North American stock markets plunge on rising COVID-19 cases and crude oil price drop

North American stock markets plunge on rising COVID-19 cases and crude oil price drop

TORONTO — Canadian and U.S markets experienced a broad-based decline Monday as concerns around rising COVID-19 cases and dropping oil prices led Canada’s main stock index to dip to its lowest level since May.

Craig Fehr, an investment strategist with Edward Jones, said rising case counts for the Delta variant of the coronavirus are sparking concerns that a budding economic recovery may not be as smooth as once expected.

“It’s a tough start to the week,” he said, saying the effect of COVID-19 both in North America and the world has once again created concerns in markets.

“(The Delta variant) is the key driver in the weakness in the markets and it’s being exacerbated by the strike we’re seeing in equities,where we’re getting down days that are feeding on themselves.”

The S&P/TSX composite index was down 259.09 points at 19,726.45.

In New York, the Dow Jones industrial average was down 725.81 points at 33,962.04. The S&P 500 index was down 68.67 points at 4,258.49, while the Nasdaq composite was down 152.26 points at 14,274.98.
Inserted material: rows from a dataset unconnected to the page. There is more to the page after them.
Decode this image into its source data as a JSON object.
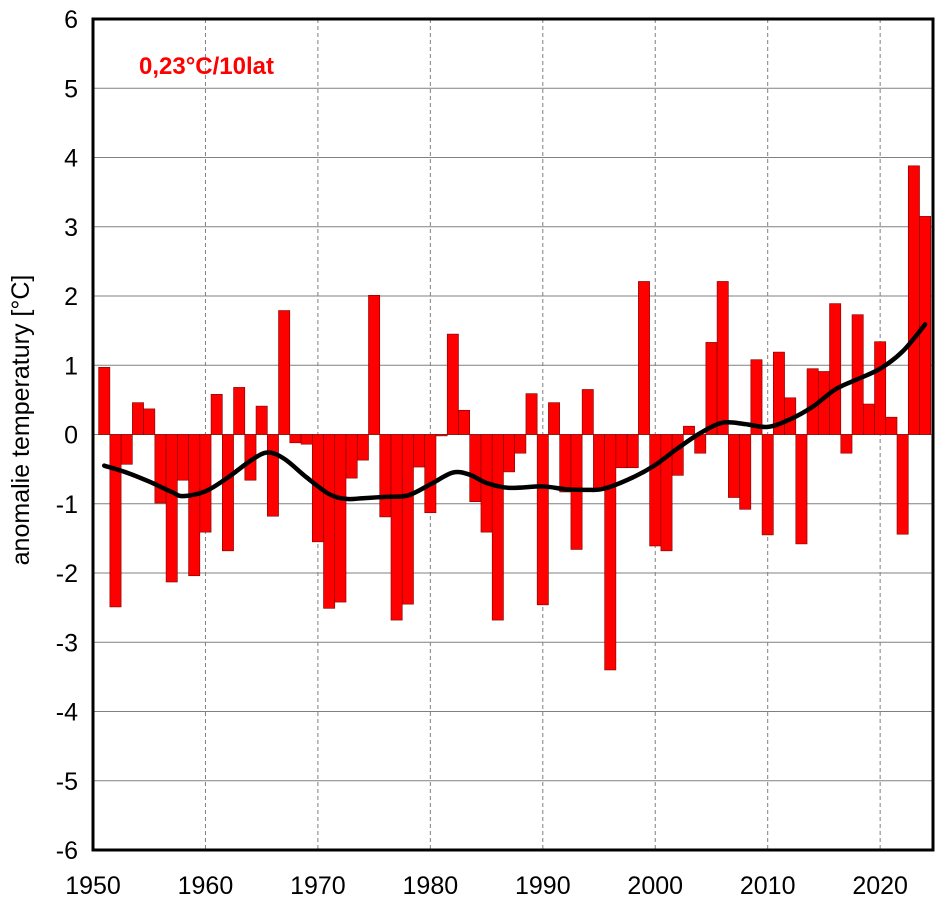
{
  "chart_data": {
    "type": "bar",
    "title": "",
    "annotation": "0,23°C/10lat",
    "xlabel": "",
    "ylabel": "anomalie temperatury [°C]",
    "xlim": [
      1950,
      2024.7
    ],
    "ylim": [
      -6,
      6
    ],
    "x_ticks": [
      "1950",
      "1960",
      "1970",
      "1980",
      "1990",
      "2000",
      "2010",
      "2020"
    ],
    "y_ticks": [
      "6",
      "5",
      "4",
      "3",
      "2",
      "1",
      "0",
      "-1",
      "-2",
      "-3",
      "-4",
      "-5",
      "-6"
    ],
    "grid": "on",
    "colors": {
      "bars": "#ff0000",
      "bar_edge": "#7a0000",
      "smooth": "#000000",
      "annotation": "#ff0000"
    },
    "x": [
      1951,
      1952,
      1953,
      1954,
      1955,
      1956,
      1957,
      1958,
      1959,
      1960,
      1961,
      1962,
      1963,
      1964,
      1965,
      1966,
      1967,
      1968,
      1969,
      1970,
      1971,
      1972,
      1973,
      1974,
      1975,
      1976,
      1977,
      1978,
      1979,
      1980,
      1981,
      1982,
      1983,
      1984,
      1985,
      1986,
      1987,
      1988,
      1989,
      1990,
      1991,
      1992,
      1993,
      1994,
      1995,
      1996,
      1997,
      1998,
      1999,
      2000,
      2001,
      2002,
      2003,
      2004,
      2005,
      2006,
      2007,
      2008,
      2009,
      2010,
      2011,
      2012,
      2013,
      2014,
      2015,
      2016,
      2017,
      2018,
      2019,
      2020,
      2021,
      2022,
      2023,
      2024
    ],
    "series": [
      {
        "name": "anomaly",
        "type": "bar",
        "values": [
          0.97,
          -2.49,
          -0.43,
          0.46,
          0.37,
          -0.99,
          -2.13,
          -0.66,
          -2.04,
          -1.41,
          0.58,
          -1.68,
          0.68,
          -0.66,
          0.41,
          -1.18,
          1.79,
          -0.12,
          -0.14,
          -1.55,
          -2.51,
          -2.42,
          -0.63,
          -0.37,
          2.01,
          -1.19,
          -2.68,
          -2.45,
          -0.47,
          -1.13,
          -0.02,
          1.45,
          0.35,
          -0.97,
          -1.41,
          -2.68,
          -0.54,
          -0.27,
          0.59,
          -2.46,
          0.46,
          -0.83,
          -1.66,
          0.65,
          -0.78,
          -3.4,
          -0.48,
          -0.48,
          2.21,
          -1.61,
          -1.68,
          -0.59,
          0.12,
          -0.27,
          1.33,
          2.21,
          -0.91,
          -1.08,
          1.08,
          -1.45,
          1.19,
          0.53,
          -1.58,
          0.95,
          0.91,
          1.89,
          -0.27,
          1.73,
          0.44,
          1.34,
          0.25,
          -1.44,
          3.88,
          3.15
        ]
      },
      {
        "name": "smoothed",
        "type": "line",
        "x": [
          1951,
          1953,
          1955,
          1957,
          1958,
          1960,
          1962,
          1964,
          1965.5,
          1967,
          1969,
          1971,
          1972.5,
          1974,
          1976,
          1978,
          1980,
          1982,
          1983.5,
          1985,
          1987,
          1990,
          1992,
          1994,
          1995.5,
          1998,
          2000,
          2002,
          2004,
          2006,
          2008,
          2010,
          2012,
          2014,
          2016,
          2018,
          2020,
          2022,
          2024
        ],
        "values": [
          -0.45,
          -0.55,
          -0.68,
          -0.83,
          -0.89,
          -0.82,
          -0.62,
          -0.38,
          -0.26,
          -0.35,
          -0.62,
          -0.86,
          -0.93,
          -0.92,
          -0.9,
          -0.88,
          -0.72,
          -0.55,
          -0.58,
          -0.7,
          -0.77,
          -0.75,
          -0.79,
          -0.8,
          -0.78,
          -0.62,
          -0.44,
          -0.2,
          0.02,
          0.17,
          0.15,
          0.11,
          0.22,
          0.4,
          0.65,
          0.8,
          0.95,
          1.2,
          1.59
        ]
      }
    ]
  }
}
Fehr said the energy-heavy TSX was further hit by steep declines in oil prices today, which were a result of a recent deal to increase production by the OPEC plus group to increase productions.

He said demand for the commodity also faces some uncertainty, as an increase in COVID-19 cases could lead to lower sales of gasoline.
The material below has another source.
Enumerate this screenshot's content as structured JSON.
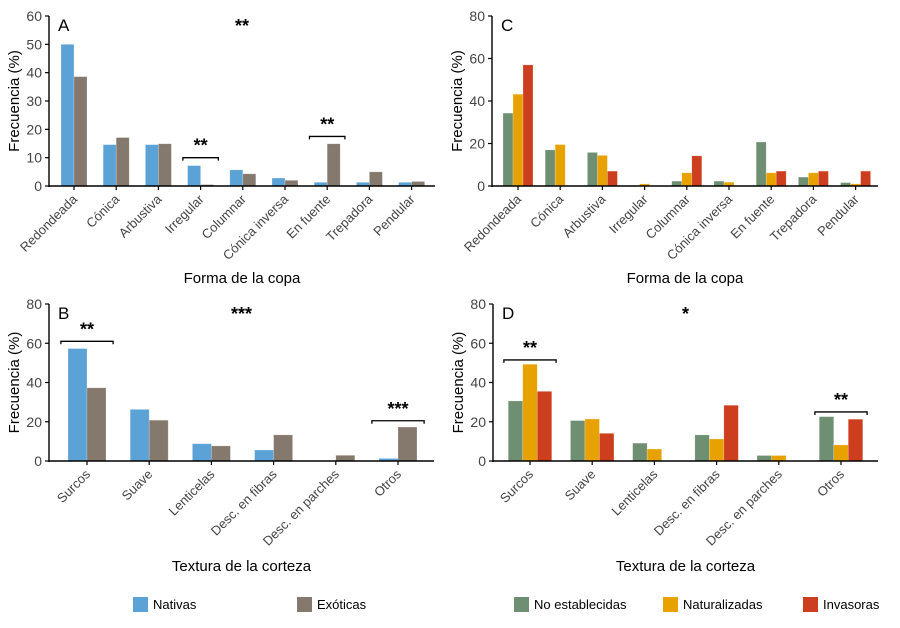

The September crude oil contract was down US$5.21 at US$66.35 per barrel and the August natural gas contract was up 10.5 cents at US$3.79 per mmBTU.

The Canadian dollar also took a hit, trading at 78.38 cents US compared with 79.41 cents US on Friday.

Fehr said the decline in the loonie was directly tied to the drop in oil prices, but also stemmed from a “sizeable” drop in bond yields.

Despite Monday being a rocky day for North American markets, Fehr said the long-term outlook for this year and 2022 looks good.

However, he said people should be aware that there will be more fluctuations in the market as we move forward, similar to today’s losses.

“By and large, this fundamental backdrop of monetary policy support, a growing economy and rising corporate profits remains a strong foundational support for equities,” said Fehr.

“But that won’t save the stock market every single day, and this is a great example of that.”

Fehr added that today’s market reaction to rising COVID-19 counts shows there could be a shift in the attitude from the U.S. Federal Reserve around monetary policy moving forward, although it’s too early to say.

“This is a bit of a reminder that the pandemic is over, but I don’t think this alters the longer term story just given the economy is on sound footing.”

Meanwhile in other commodities, the August gold contract was down US$5.80 at US$1,809.20 an ounce and the September copper contract was down 12 cents at US$4.20 a pound.